The focus of the book is the development process and Ramanujam Rao has reached this goal.
One
of the most important points in delivering an enterprise portal
dedicated to users, customer or internal employees is the customization
of user interfaces with custom logos, custom layouts and custom themes.
This book describes how to customize all you need to
make easy the portal experience, in a dedicated chapter. In fact we can
find how to accomplish this goal modifying XML and JSP layouts.
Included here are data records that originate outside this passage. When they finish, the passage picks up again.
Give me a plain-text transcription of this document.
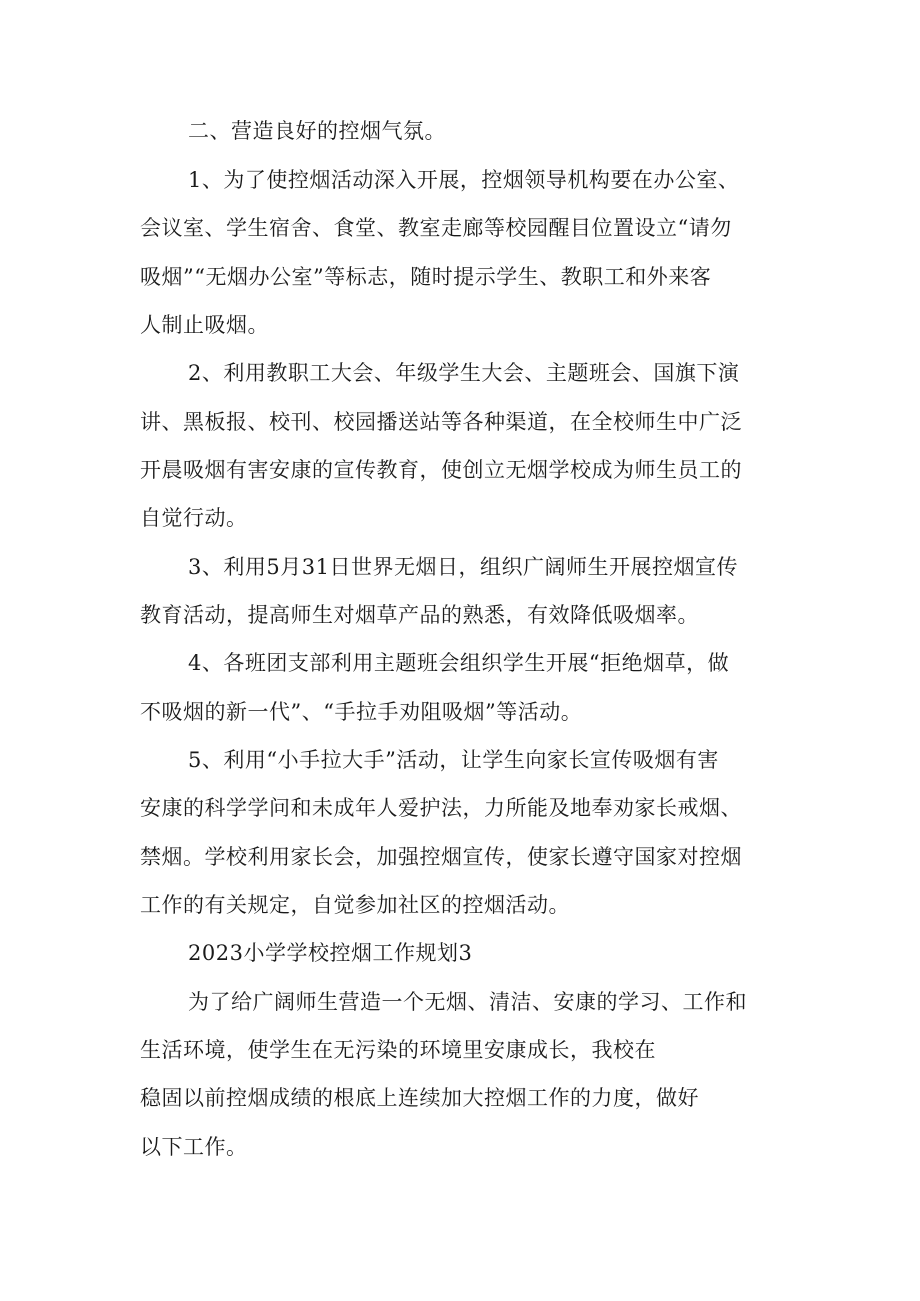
二、营造良好的控烟气氛。
1、为了使控烟活动深入开展，控烟领导机构要在办公室、
会议室、学生宿舍、食堂、教室走廊等校园醒目位置设立“请勿
吸烟”“无烟办公室”等标志，随时提示学生、教职工和外来客
人制止吸烟。
2、利用教职工大会、年级学生大会、主题班会、国旗下演
讲、黑板报、校刊、校园播送站等各种渠道，在全校师生中广泛
开晨吸烟有害安康的宣传教育，使创立无烟学校成为师生员工的
自觉行动。
3、利用5月31日世界无烟日，组织广阔师生开展控烟宣传
教育活动，提高师生对烟草产品的熟悉，有效降低吸烟率。
4、各班团支部利用主题班会组织学生开展“拒绝烟草，做
不吸烟的新一代”、“手拉手劝阻吸烟”等活动。
5、利用“小手拉大手”活动，让学生向家长宣传吸烟有害
安康的科学学问和未成年人爱护法，力所能及地奉劝家长戒烟、
禁烟。学校利用家长会，加强控烟宣传，使家长遵守国家对控烟
工作的有关规定，自觉参加社区的控烟活动。
2023小学学校控烟工作规划3
为了给广阔师生营造一个无烟、清洁、安康的学习、工作和
生活环境，使学生在无污染的环境里安康成长，我校在
稳固以前控烟成绩的根底上连续加大控烟工作的力度，做好
以下工作。
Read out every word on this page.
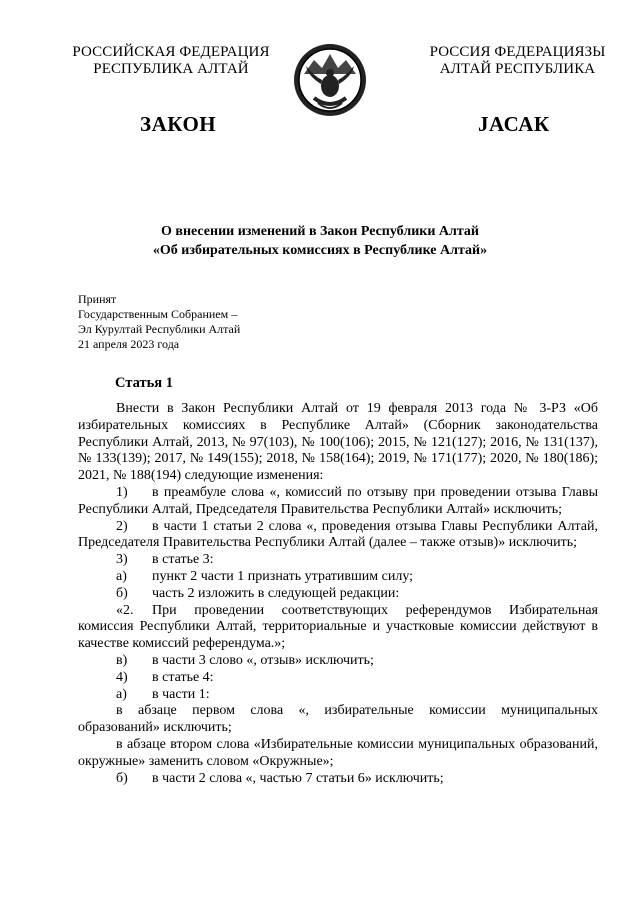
РОССИЙСКАЯ ФЕДЕРАЦИЯ
РЕСПУБЛИКА АЛТАЙ
РОССИЯ ФЕДЕРАЦИЯЗЫ
АЛТАЙ РЕСПУБЛИКА
ЗАКОН	ЈАСАК
О внесении изменений в Закон Республики Алтай
«Об избирательных комиссиях в Республике Алтай»
Принят
Государственным Собранием –
Эл Курултай Республики Алтай
21 апреля 2023 года
Статья 1

Внести в Закон Республики Алтай от 19 февраля 2013 года № 3-РЗ «Об избирательных комиссиях в Республике Алтай» (Сборник законодательства Республики Алтай, 2013, № 97(103), № 100(106); 2015, № 121(127); 2016, № 131(137), № 133(139); 2017, № 149(155); 2018, № 158(164); 2019, № 171(177); 2020, № 180(186); 2021, № 188(194) следующие изменения:

1) в преамбуле слова «, комиссий по отзыву при проведении отзыва Главы Республики Алтай, Председателя Правительства Республики Алтай» исключить;

2) в части 1 статьи 2 слова «, проведения отзыва Главы Республики Алтай, Председателя Правительства Республики Алтай (далее – также отзыв)» исключить;

3) в статье 3:

а) пункт 2 части 1 признать утратившим силу;

б) часть 2 изложить в следующей редакции:

«2. При проведении соответствующих референдумов Избирательная комиссия Республики Алтай, территориальные и участковые комиссии действуют в качестве комиссий референдума.»;

в) в части 3 слово «, отзыв» исключить;

4) в статье 4:

а) в части 1:

в абзаце первом слова «, избирательные комиссии муниципальных образований» исключить;

в абзаце втором слова «Избирательные комиссии муниципальных образований, окружные» заменить словом «Окружные»;

б) в части 2 слова «, частью 7 статьи 6» исключить;
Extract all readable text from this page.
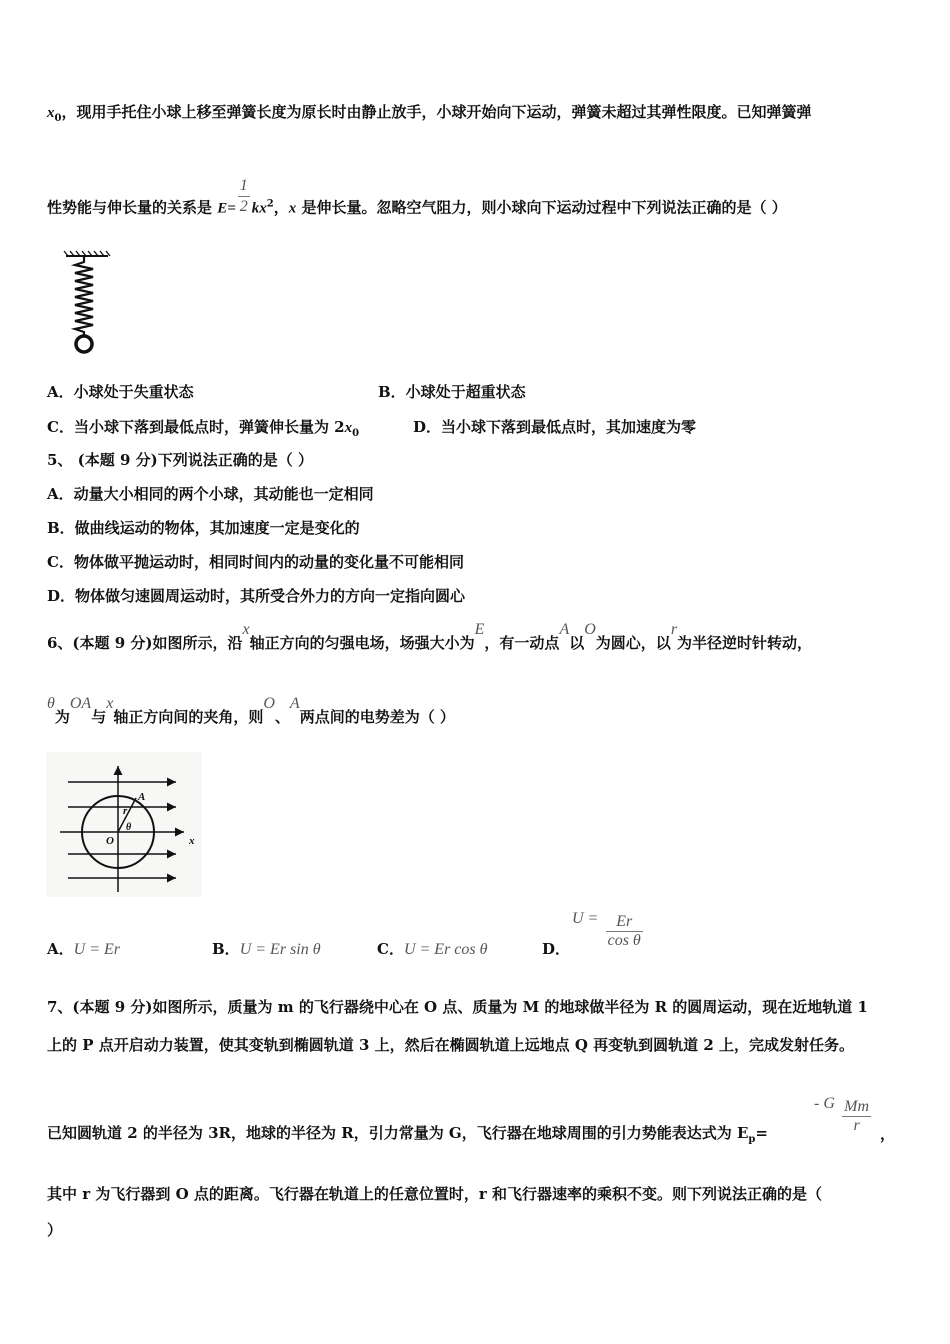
$x_0$，现用手托住小球上移至弹簧长度为原长时由静止放手，小球开始向下运动，弹簧未超过其弹性限度。已知弹簧弹
性势能与伸长量的关系是 $E= \frac{1}{2} kx^2$，x 是伸长量。忽略空气阻力，则小球向下运动过程中下列说法正确的是（ ）
A．小球处于失重状态	B．小球处于超重状态
C．当小球下落到最低点时，弹簧伸长量为 $2x_0$	D．当小球下落到最低点时，其加速度为零
5、 (本题 9 分)下列说法正确的是（ ）
A．动量大小相同的两个小球，其动能也一定相同
B．做曲线运动的物体，其加速度一定是变化的
C．物体做平抛运动时，相同时间内的动量的变化量不可能相同
D．物体做匀速圆周运动时，其所受合外力的方向一定指向圆心
6、(本题 9 分)如图所示，沿x轴正方向的匀强电场，场强大小为E，有一动点A以O为圆心，以r为半径逆时针转动，
θ为OA与x轴正方向间的夹角，则O、A两点间的电势差为（ ）
A
r
θ
O	x
A．U = Er	B．U = Er sin θ	C．U = Er cos θ	D．
$U = \frac{Er}{\text{cos θ}}$
7、(本题 9 分)如图所示，质量为 m 的飞行器绕中心在 O 点、质量为 M 的地球做半径为 R 的圆周运动，现在近地轨道 1
上的 P 点开启动力装置，使其变轨到椭圆轨道 3 上，然后在椭圆轨道上远地点 Q 再变轨到圆轨道 2 上，完成发射任务。
已知圆轨道 2 的半径为 3R，地球的半径为 R，引力常量为 G，飞行器在地球周围的引力势能表达式为 $E_p=$
- G $\frac{Mm}{r}$ ，
其中 r 为飞行器到 O 点的距离。飞行器在轨道上的任意位置时，r 和飞行器速率的乘积不变。则下列说法正确的是（
）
Another chapter has described how to use JBoss Portal CMS to manage
contents to deliver directly on the portal using CMSPortlets available
and ready to use instanceable objects.
An interesting chapter
is based on a guide to implement an example application using JBoss
Seam framework, one of the latest appreciated JBoss works.
There
are many other interesting chapters about database interface,
portal identity management, portal security, WSRP, portlet filtering
and portlet coordination. Below you can see the table of all the
contents of the book:
- Chapter 1: Portals and Portal Servers
- Chapter 2: Getting Started with JBoss Portal
- Chapter 3: Saying Hello with a Portlet
- Chapter 4: Managing the View
- Chapter 5: Personalizing Our Portal Experience
- Chapter 6: Portals and AJAX
- Chapter 7: Databases and Portal
- Chapter 8: Managing Content in Portal
- Chapter 9: Portal Security
- Chapter 10: Web Services and Portlets
- Chapter 11: Portlet Coordination and Filters
I also liked the introduction of the beneficial use of Ajax using the latest portlet specification (JSR-268), and there is a comparison paragraph about the integration of Ajax with the old portlet specification (JSR-168).